За годы моей университетской жизни семья, в которой я рос и воспитывался, перестала существовать. Умерли мать, старшая сестра и тетка — М. А. Ладыженская. Мой двоюродный брат Гриша переселился в Москву, а вторая сестра вышла замуж за нашего двоюродного брата кн. А. Б. Мещерского. Она вместо матери стала начальницей гимназии и продолжала жить со своей семьей на нашей старой квартире. Жил и я с ней. Мы были очень близки, но все же ее семья перестала быть моей. Ее муж, человек реакционных взглядов, ввел ее снова в те родственные круги, которые покинула моя мать и куда я ни под каким видом возвращаться не хотел. Таким образом, влияние семьи, которое при жизни матери и старшей сестры я сильно на себе ощущал, совершенно прекратилось к концу университетской жизни. В семье моей сестры, женщины исключительно мягкой по характеру и терпимой, продолжали бывать прежние друзья нашей семьи, но круг ее родственников по мужу и других знакомых из реакционного общества петербургской аристократии и бюрократии был мне совершенно чужд. Свои новые знакомства я заводил исключительно в радикальных, социалистических и революционных кругах столицы. Из близких знакомых моей матери я продолжал бывать в семье В. А. Арцимовича, который до моего совершеннолетия вел мои имущественные дела, и в семье Костычевых.

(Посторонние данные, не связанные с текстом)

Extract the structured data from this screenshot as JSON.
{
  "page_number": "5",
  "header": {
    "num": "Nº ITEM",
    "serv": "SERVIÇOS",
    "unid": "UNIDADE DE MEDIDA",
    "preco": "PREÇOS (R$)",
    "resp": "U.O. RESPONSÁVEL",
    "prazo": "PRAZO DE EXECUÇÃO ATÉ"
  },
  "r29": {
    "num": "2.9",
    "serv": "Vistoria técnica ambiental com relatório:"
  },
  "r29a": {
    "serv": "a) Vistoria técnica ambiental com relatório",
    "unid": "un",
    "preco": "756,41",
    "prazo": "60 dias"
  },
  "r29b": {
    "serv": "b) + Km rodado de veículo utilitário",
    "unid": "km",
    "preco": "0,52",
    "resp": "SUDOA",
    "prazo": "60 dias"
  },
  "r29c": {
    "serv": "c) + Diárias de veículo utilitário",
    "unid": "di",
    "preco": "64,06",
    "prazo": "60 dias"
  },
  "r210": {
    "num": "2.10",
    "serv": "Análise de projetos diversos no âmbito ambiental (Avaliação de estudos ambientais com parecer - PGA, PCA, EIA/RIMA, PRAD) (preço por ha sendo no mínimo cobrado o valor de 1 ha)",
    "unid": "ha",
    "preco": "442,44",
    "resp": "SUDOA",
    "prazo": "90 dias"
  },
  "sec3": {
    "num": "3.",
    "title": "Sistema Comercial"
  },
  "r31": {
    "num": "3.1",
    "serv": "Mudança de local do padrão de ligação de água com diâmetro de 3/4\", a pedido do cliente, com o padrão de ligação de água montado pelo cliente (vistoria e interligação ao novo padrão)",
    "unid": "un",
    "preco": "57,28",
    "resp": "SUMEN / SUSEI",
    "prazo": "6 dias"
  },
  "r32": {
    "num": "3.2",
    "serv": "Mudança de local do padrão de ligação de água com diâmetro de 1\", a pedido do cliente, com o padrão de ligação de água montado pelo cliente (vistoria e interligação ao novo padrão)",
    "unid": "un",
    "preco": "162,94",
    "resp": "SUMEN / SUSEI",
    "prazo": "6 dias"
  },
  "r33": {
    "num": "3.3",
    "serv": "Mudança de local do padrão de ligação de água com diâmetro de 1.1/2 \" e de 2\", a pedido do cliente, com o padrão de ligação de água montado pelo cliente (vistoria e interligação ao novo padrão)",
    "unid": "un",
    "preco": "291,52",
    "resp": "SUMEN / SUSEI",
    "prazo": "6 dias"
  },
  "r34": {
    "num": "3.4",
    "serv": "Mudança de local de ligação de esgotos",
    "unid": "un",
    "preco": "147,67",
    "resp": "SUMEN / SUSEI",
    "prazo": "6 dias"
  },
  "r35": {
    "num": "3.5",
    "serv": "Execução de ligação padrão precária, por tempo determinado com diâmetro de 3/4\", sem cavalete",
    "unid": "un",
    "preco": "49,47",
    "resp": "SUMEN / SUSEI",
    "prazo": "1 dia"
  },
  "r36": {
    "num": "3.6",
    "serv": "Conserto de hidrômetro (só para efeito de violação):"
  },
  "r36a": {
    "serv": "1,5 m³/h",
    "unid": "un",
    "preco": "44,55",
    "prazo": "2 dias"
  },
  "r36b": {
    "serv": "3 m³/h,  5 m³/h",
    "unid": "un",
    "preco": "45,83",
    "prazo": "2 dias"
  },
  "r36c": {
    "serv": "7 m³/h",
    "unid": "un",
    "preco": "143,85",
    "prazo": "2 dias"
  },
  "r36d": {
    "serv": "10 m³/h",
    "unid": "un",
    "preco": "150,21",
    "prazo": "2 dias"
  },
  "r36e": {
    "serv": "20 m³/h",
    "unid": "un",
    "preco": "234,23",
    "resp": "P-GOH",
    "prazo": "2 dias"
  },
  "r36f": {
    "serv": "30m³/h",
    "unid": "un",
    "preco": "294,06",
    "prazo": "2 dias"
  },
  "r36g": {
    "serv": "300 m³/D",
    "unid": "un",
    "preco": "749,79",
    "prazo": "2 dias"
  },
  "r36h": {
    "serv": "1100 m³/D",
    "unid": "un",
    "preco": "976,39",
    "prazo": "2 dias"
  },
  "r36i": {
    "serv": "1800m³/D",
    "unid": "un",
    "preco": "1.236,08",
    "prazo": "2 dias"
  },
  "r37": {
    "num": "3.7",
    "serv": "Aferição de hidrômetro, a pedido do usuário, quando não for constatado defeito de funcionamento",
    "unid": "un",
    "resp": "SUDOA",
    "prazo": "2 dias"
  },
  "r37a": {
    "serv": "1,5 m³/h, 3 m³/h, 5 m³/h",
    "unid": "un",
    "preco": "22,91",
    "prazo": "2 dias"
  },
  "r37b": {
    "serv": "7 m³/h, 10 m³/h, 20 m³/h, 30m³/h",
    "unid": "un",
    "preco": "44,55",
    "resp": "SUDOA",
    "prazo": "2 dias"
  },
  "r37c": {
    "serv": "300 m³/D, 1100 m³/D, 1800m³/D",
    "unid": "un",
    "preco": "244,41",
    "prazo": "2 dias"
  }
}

В. А. Арцимовича я посещал большею частью по утрам, когда он сидел за письменным столом в своем кабинете, просматривая и подписывая сенатские дела. Он по старой памяти все еще смотрел на меня, как на маленького мальчика и редко разговаривал со мной на серьезные темы. А я любил этого чудеснейшего старика, обвеянного славой деятелей 60-х годов, и любовался им.
Что касается Костычевых, то они стали как бы второй моей семьей. В это время они жили в двух шагах от меня и я значительную часть свободного времени проводил у них. У Костычевых было много знакомых, и на их еженедельных «журфиксах» собиралось человек 15–20. П. А. Костычев хотя и занимал в это время пост директора департамента земледелия, но его бюрократическая карьера не отразилась ни на его политических убеждениях, ни на окружавшей его домашней обстановке. На «журфиксах» у Костычевых бывали либеральные земцы — Родичев, Корсаков, художники — Мясоедов, Забелло, городской голова Лихачев с женой, академик Веселовский, профессора, писатели, учащаяся молодежь. Всегда было очень оживленно. Обсуждались политические события, спорили о литературе, об искусстве. Каждую весну, ко времени открытия передвижной выставки картин приезжал в Петербург Николай Николаевич Ге и всегда останавливался у Костычевых, с которыми еще с молодых лет был в тесных дружеских отношениях.
Передвижные выставки устраивались в Петербурге ежегодно, вплоть до 1917 года, но последнее время петербуржцы, увлекавшиеся новыми и новейшими течениями в искусстве, уделяли им мало внимания. В восьмидесятых годах передвижники сами были новаторами, бунтарями против официального ложно-классического искусства Академии Художеств и находились в апогее славы. Каждая передвижная выставка была крупным общественным событием. Выставки посещались толпами народа, газеты и журналы посвящали им большие статьи, об отдельных картинах спорили целыми вечерами. Молодежь, воспитанная на позитивной философии и реалистической литературе, увлекалась исключительно реалистическим направлением в живописи и скульптуре, направлением, лучшие представители которого были основателями передвижных выставок. Я считал своим долгом раза три-четыре побывать на каждой передвижной выставке, не только любуясь картинами, но изучая их. А между тем к шедеврам Эрмитажа был совершенно равнодушен. Восторгаясь картинами Репина, Ге и даже малоталантливого Ярошенко, я с раздражением относился к Васнецову, Нестерову и Врубелю, видя в них нарушителей основ «подлинного» реалистического искусства.